The Illinois House early Wednesday approved a 67 percent increase in that state's personal income tax rate, and a 46 percent increase in its corporate tax rate. If made law, the measure would go a long way in closing the considerable tax gap between Wisconsin and its southern neighbor — something the governor hopes will provide an opportunity for job growth here.
"While Springfield is looking to balance their budget by excessive increases in taxes on both employers and individuals, we're sending a meassage ... that we are looking to cut taxes and reduce the overall tax burden," Walker said. "We think this is a tremendous example for us to make to businesses south of the border."
The governor is planning a major marketing campaign on the Wisconsin-Illinois border, tied to the tax increase. He said he will also target the Rockford and Chicago markets.
"We've got some announcements that will be very visible as you enter the state of Wisconsin from Illinois," said Walker, who did a series of radio and TV interviews in Chicago Wednesday touting Wisconsin's changing business climate.

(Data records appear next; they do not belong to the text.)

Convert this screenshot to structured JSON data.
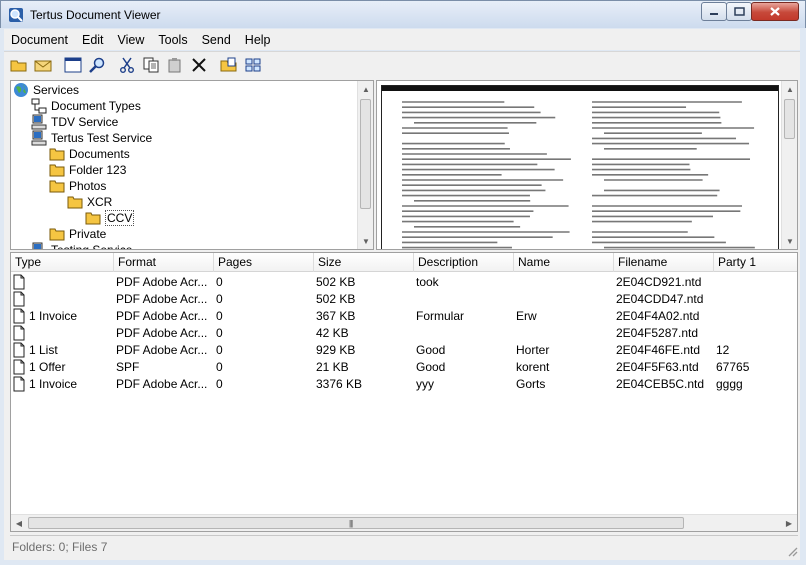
{
  "window": {
    "title": "Tertus Document Viewer"
  },
  "menu": [
    "Document",
    "Edit",
    "View",
    "Tools",
    "Send",
    "Help"
  ],
  "toolbar": [
    {
      "name": "open-folder-icon"
    },
    {
      "name": "envelope-icon"
    },
    {
      "sep": true
    },
    {
      "name": "window-icon"
    },
    {
      "name": "search-icon"
    },
    {
      "sep": true
    },
    {
      "name": "cut-icon"
    },
    {
      "name": "copy-icon"
    },
    {
      "name": "paste-icon"
    },
    {
      "name": "delete-icon"
    },
    {
      "sep": true
    },
    {
      "name": "folder-up-icon"
    },
    {
      "name": "grid-icon"
    }
  ],
  "tree": [
    {
      "label": "Services",
      "icon": "globe",
      "depth": 0
    },
    {
      "label": "Document Types",
      "icon": "doctypes",
      "depth": 1
    },
    {
      "label": "TDV Service",
      "icon": "computer",
      "depth": 1
    },
    {
      "label": "Tertus Test Service",
      "icon": "computer",
      "depth": 1
    },
    {
      "label": "Documents",
      "icon": "folder",
      "depth": 2
    },
    {
      "label": "Folder 123",
      "icon": "folder",
      "depth": 2
    },
    {
      "label": "Photos",
      "icon": "folder",
      "depth": 2
    },
    {
      "label": "XCR",
      "icon": "folder",
      "depth": 3
    },
    {
      "label": "CCV",
      "icon": "folder",
      "depth": 4,
      "selected": true
    },
    {
      "label": "Private",
      "icon": "folder",
      "depth": 2
    },
    {
      "label": "Testing Service",
      "icon": "computer",
      "depth": 1
    }
  ],
  "columns": [
    "Type",
    "Format",
    "Pages",
    "Size",
    "Description",
    "Name",
    "Filename",
    "Party 1"
  ],
  "rows": [
    {
      "type": "",
      "format": "PDF Adobe Acr...",
      "pages": "0",
      "size": "502 KB",
      "description": "took",
      "name": "",
      "filename": "2E04CD921.ntd",
      "party1": ""
    },
    {
      "type": "",
      "format": "PDF Adobe Acr...",
      "pages": "0",
      "size": "502 KB",
      "description": "",
      "name": "",
      "filename": "2E04CDD47.ntd",
      "party1": ""
    },
    {
      "type": "1 Invoice",
      "format": "PDF Adobe Acr...",
      "pages": "0",
      "size": "367 KB",
      "description": "Formular",
      "name": "Erw",
      "filename": "2E04F4A02.ntd",
      "party1": ""
    },
    {
      "type": "",
      "format": "PDF Adobe Acr...",
      "pages": "0",
      "size": "42 KB",
      "description": "",
      "name": "",
      "filename": "2E04F5287.ntd",
      "party1": ""
    },
    {
      "type": "1 List",
      "format": "PDF Adobe Acr...",
      "pages": "0",
      "size": "929 KB",
      "description": "Good",
      "name": "Horter",
      "filename": "2E04F46FE.ntd",
      "party1": "12"
    },
    {
      "type": "1 Offer",
      "format": "SPF",
      "pages": "0",
      "size": "21 KB",
      "description": "Good",
      "name": "korent",
      "filename": "2E04F5F63.ntd",
      "party1": "67765"
    },
    {
      "type": "1 Invoice",
      "format": "PDF Adobe Acr...",
      "pages": "0",
      "size": "3376 KB",
      "description": "yyy",
      "name": "Gorts",
      "filename": "2E04CEB5C.ntd",
      "party1": "gggg"
    }
  ],
  "status": {
    "text": "Folders: 0; Files 7"
  }
}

The governor has not said how much the campaign will cost, or what it will entail. But he was confident his efforts, combined with the changes in Illinois, will cause businesses to consider relocating — even if Wisconsin's tax rate remains the higher of the two.

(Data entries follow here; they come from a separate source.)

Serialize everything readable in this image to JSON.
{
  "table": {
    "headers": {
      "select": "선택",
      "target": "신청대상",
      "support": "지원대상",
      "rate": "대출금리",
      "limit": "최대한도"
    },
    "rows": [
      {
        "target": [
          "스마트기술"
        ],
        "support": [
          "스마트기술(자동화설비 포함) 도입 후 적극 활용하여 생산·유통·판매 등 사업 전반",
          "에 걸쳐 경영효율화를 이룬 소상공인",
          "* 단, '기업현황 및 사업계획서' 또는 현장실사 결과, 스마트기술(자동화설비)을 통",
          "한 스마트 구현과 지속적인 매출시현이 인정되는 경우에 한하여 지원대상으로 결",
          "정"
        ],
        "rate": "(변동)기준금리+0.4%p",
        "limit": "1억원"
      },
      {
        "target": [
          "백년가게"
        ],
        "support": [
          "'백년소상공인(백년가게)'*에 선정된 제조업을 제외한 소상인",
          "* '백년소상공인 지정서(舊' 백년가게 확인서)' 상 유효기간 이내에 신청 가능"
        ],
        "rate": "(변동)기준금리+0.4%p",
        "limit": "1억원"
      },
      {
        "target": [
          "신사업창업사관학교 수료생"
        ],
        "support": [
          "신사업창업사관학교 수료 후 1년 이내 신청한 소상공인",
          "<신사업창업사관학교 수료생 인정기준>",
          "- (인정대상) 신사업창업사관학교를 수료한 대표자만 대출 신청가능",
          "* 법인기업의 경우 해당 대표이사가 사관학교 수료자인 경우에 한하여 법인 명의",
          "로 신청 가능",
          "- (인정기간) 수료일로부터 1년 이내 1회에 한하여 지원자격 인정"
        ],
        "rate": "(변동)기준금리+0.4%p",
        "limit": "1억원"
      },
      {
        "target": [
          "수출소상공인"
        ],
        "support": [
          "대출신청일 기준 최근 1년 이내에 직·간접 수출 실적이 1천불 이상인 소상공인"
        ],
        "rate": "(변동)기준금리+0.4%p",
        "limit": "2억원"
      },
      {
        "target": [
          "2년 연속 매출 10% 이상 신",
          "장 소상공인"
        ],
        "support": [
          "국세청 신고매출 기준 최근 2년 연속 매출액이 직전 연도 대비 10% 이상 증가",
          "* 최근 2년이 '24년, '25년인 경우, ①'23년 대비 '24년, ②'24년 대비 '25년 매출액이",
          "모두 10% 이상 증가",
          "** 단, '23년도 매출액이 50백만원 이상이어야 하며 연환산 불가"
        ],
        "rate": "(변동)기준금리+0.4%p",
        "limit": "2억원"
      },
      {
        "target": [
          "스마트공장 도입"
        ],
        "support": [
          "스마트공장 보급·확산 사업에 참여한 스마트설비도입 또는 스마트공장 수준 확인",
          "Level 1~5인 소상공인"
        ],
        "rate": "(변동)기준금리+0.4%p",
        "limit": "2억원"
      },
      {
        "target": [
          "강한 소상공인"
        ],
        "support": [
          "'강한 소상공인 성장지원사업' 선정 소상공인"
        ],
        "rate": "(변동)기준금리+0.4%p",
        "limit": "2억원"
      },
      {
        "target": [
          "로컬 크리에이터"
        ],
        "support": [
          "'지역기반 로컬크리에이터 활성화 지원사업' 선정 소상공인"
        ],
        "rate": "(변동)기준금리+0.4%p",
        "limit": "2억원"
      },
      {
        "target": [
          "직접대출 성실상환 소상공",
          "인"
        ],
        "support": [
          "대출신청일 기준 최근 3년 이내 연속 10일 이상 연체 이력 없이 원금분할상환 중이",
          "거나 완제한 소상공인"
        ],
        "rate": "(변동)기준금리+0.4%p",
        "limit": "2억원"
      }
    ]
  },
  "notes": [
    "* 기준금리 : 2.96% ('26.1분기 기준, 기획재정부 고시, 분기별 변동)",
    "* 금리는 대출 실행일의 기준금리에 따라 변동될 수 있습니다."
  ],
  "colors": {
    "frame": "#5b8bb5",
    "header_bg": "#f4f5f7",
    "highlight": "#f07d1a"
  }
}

Businesses "make an assessment not just on where things are, but where they are headed," Walker said.
The Illinois bill would increase individual income taxes from 3 percent to 5 percent, and corporate taxes from 4.8 percent to 7 percent. That still compares favorably to Wisconsin's individual income tax rate, which ranges from 4.6 percent to 7.75 percent, and a corporate tax rate of 7.9 percent.
Walker has introduced three bills aimed at spurring business growth. They would give a sizable tax credit to small businesses grossing under $500,000 a year, increase by $25 million the amount state officials can use to promote economic development and forgive taxes for two years on businesses that move to Wisconsin.

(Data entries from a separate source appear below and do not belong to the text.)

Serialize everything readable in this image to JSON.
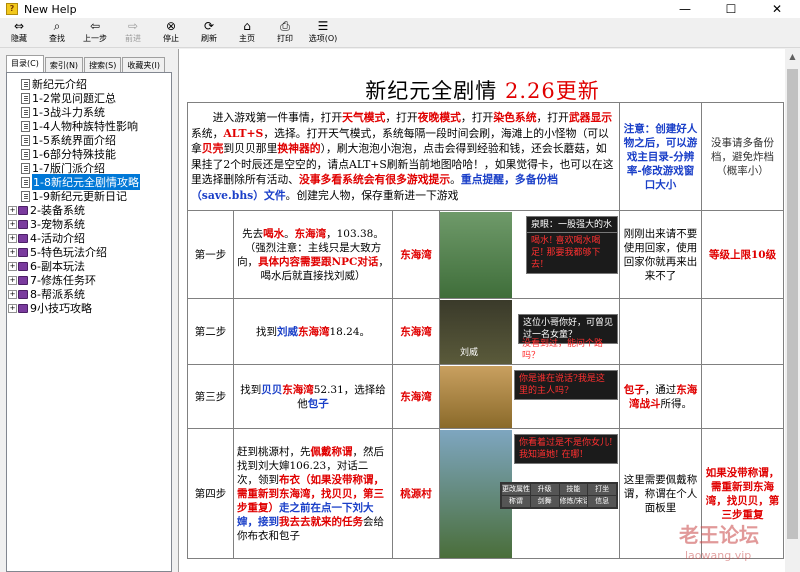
{
  "window": {
    "title": "New Help",
    "controls": [
      "—",
      "☐",
      "✕"
    ]
  },
  "toolbar": [
    {
      "label": "隐藏",
      "icon": "hide-icon",
      "glyph": "⇔",
      "enabled": true
    },
    {
      "label": "查找",
      "icon": "find-icon",
      "glyph": "⌕",
      "enabled": true
    },
    {
      "label": "上一步",
      "icon": "back-icon",
      "glyph": "⇦",
      "enabled": true
    },
    {
      "label": "前进",
      "icon": "forward-icon",
      "glyph": "⇨",
      "enabled": false
    },
    {
      "label": "停止",
      "icon": "stop-icon",
      "glyph": "⊗",
      "enabled": true
    },
    {
      "label": "刷新",
      "icon": "refresh-icon",
      "glyph": "⟳",
      "enabled": true
    },
    {
      "label": "主页",
      "icon": "home-icon",
      "glyph": "⌂",
      "enabled": true
    },
    {
      "label": "打印",
      "icon": "print-icon",
      "glyph": "⎙",
      "enabled": true
    },
    {
      "label": "选项(O)",
      "icon": "options-icon",
      "glyph": "☰",
      "enabled": true
    }
  ],
  "sidebar": {
    "tabs": [
      "目录(C)",
      "索引(N)",
      "搜索(S)",
      "收藏夹(I)"
    ],
    "active_tab": 0,
    "items": [
      {
        "label": "新纪元介绍",
        "type": "doc"
      },
      {
        "label": "1-2常见问题汇总",
        "type": "doc"
      },
      {
        "label": "1-3战斗力系统",
        "type": "doc"
      },
      {
        "label": "1-4人物种族特性影响",
        "type": "doc"
      },
      {
        "label": "1-5系统界面介绍",
        "type": "doc"
      },
      {
        "label": "1-6部分特殊技能",
        "type": "doc"
      },
      {
        "label": "1-7版门派介绍",
        "type": "doc"
      },
      {
        "label": "1-8新纪元全剧情攻略",
        "type": "doc",
        "selected": true
      },
      {
        "label": "1-9新纪元更新日记",
        "type": "doc"
      },
      {
        "label": "2-装备系统",
        "type": "book"
      },
      {
        "label": "3-宠物系统",
        "type": "book"
      },
      {
        "label": "4-活动介绍",
        "type": "book"
      },
      {
        "label": "5-特色玩法介绍",
        "type": "book"
      },
      {
        "label": "6-副本玩法",
        "type": "book"
      },
      {
        "label": "7-修炼任务环",
        "type": "book"
      },
      {
        "label": "8-帮派系统",
        "type": "book"
      },
      {
        "label": "9小技巧攻略",
        "type": "book"
      }
    ]
  },
  "page": {
    "heading_main": "新纪元全剧情",
    "heading_update": "2.26更新",
    "intro": [
      {
        "t": "进入游戏第一件事情，打开",
        "c": ""
      },
      {
        "t": "天气模式",
        "c": "r"
      },
      {
        "t": "，打开",
        "c": ""
      },
      {
        "t": "夜晚模式",
        "c": "r"
      },
      {
        "t": "，打开",
        "c": ""
      },
      {
        "t": "染色系统",
        "c": "r"
      },
      {
        "t": "，打开",
        "c": ""
      },
      {
        "t": "武器显示",
        "c": "r"
      },
      {
        "t": "系统，",
        "c": ""
      },
      {
        "t": "ALT+S",
        "c": "r"
      },
      {
        "t": "，选择。打开天气模式，系统每隔一段时间会刷，海滩上的小怪物（可以拿",
        "c": ""
      },
      {
        "t": "贝壳",
        "c": "r"
      },
      {
        "t": "到贝贝那里",
        "c": ""
      },
      {
        "t": "换神器的",
        "c": "r"
      },
      {
        "t": "），刷大泡泡小泡泡，点击会得到经验和钱，还会长蘑菇，如果挂了2个时辰还是空空的，请点ALT+S刷新当前地图哈哈！，如果觉得卡，也可以在这里选择删除所有活动、",
        "c": ""
      },
      {
        "t": "没事多看系统会有很多游戏提示",
        "c": "r"
      },
      {
        "t": "。",
        "c": ""
      },
      {
        "t": "重点提醒，多备份档（save.bhs）文件",
        "c": "b"
      },
      {
        "t": "。创建完人物，保存重新进一下游戏",
        "c": ""
      }
    ],
    "intro_note": "注意：创建好人物之后，可以游戏主目录-分辨率-修改游戏窗口大小",
    "intro_tip": "没事请多备份档，避免炸档（概率小）",
    "steps": [
      {
        "step": "第一步",
        "desc": [
          {
            "t": "先去",
            "c": ""
          },
          {
            "t": "喝水",
            "c": "r"
          },
          {
            "t": "。",
            "c": ""
          },
          {
            "t": "东海湾",
            "c": "r"
          },
          {
            "t": "，103.38。（强烈注意：主线只是大致方向，",
            "c": ""
          },
          {
            "t": "具体内容需要跟NPC对话",
            "c": "r"
          },
          {
            "t": "，喝水后就直接找刘威）",
            "c": ""
          }
        ],
        "location": "东海湾",
        "game_text": "泉眼：一股强大的水",
        "game_red": "喝水! 喜欢喝水喝足! 那要我都够下去!",
        "remark": "刚刚出来请不要使用回家，使用回家你就再来出来不了",
        "extra": "等级上限10级"
      },
      {
        "step": "第二步",
        "desc": [
          {
            "t": "找到",
            "c": ""
          },
          {
            "t": "刘威",
            "c": "b"
          },
          {
            "t": "东海湾",
            "c": "r"
          },
          {
            "t": "18.24。",
            "c": ""
          }
        ],
        "location": "东海湾",
        "game_text": "这位小哥你好，可曾见过一名女童？",
        "game_red": "没看到过，能问个路吗？",
        "npc_name": "刘威",
        "remark": "",
        "extra": ""
      },
      {
        "step": "第三步",
        "desc": [
          {
            "t": "找到",
            "c": ""
          },
          {
            "t": "贝贝",
            "c": "b"
          },
          {
            "t": "东海湾",
            "c": "r"
          },
          {
            "t": "52.31，选择给他",
            "c": ""
          },
          {
            "t": "包子",
            "c": "b"
          }
        ],
        "location": "东海湾",
        "game_red": "你是谁在说话?我是这里的主人吗?",
        "remark_parts": [
          {
            "t": "包子",
            "c": "r"
          },
          {
            "t": "，通过",
            "c": ""
          },
          {
            "t": "东海湾战斗",
            "c": "r"
          },
          {
            "t": "所得。",
            "c": ""
          }
        ],
        "extra": ""
      },
      {
        "step": "第四步",
        "desc": [
          {
            "t": "赶到桃源村，先",
            "c": ""
          },
          {
            "t": "佩戴称谓",
            "c": "r"
          },
          {
            "t": "，然后找到刘大婶106.23，对话二次，领到",
            "c": ""
          },
          {
            "t": "布衣（如果没带称谓，需重新到东海湾，找贝贝，第三步重复）",
            "c": "r"
          },
          {
            "t": "走之前在点一下刘大婶，接到",
            "c": "b"
          },
          {
            "t": "我去去就来的任务",
            "c": "r"
          },
          {
            "t": "会给你布衣和包子",
            "c": ""
          }
        ],
        "location": "桃源村",
        "game_red": "你看着过是不是你女儿! 我知道她! 在哪!",
        "menu_items": [
          "更改属性",
          "升级",
          "技能",
          "打坐",
          "称谓",
          "剑舞",
          "修炼/宋话",
          "信息"
        ],
        "remark": "这里需要佩戴称谓，称谓在个人面板里",
        "extra": "如果没带称谓，需重新到东海湾，找贝贝，第三步重复"
      }
    ],
    "watermark": "老王论坛",
    "watermark_sub": "laowang.vip"
  }
}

The governor said Wednesday he will make property tax relief a "hallmark" of his first budget, and he expected to work on lowering income taxes in coming years — all of which Walker said would make Wisconsin more inviting to new businesses.
Taxes not only factor
Whether the new marketing campaign will actually help the governor fulfill his promise of adding 250,000 jobs to the state by 2014 is open for debate.
"This game has been played before and there have been no substantive successes from it," said Zach Brandon, former deputy secretary of commerce and current Dane County executive candidate, said of cross-border raids.
Taxes are just one of the factors considered when businesses relocate, he said, adding that access to customers and a supply chain, a well-trained workforce, a good infrastructure and transportation all play a part.
"If it were just about taxes, every business would move to West Virginia," he said.
But Republican legislators were enthusiastic about the plan. Senate Majority Leader Scott Fitzgerald, R-Juneau, issued his own open letter to Illinois businesses following the governor's announcement.
"Here in Wisconsin you will find a legislature that is willing to work with you and a workforce that is skilled and anxiously waiting," he wrote.
State Journal reporter Mary Spicuzza contributed to this report.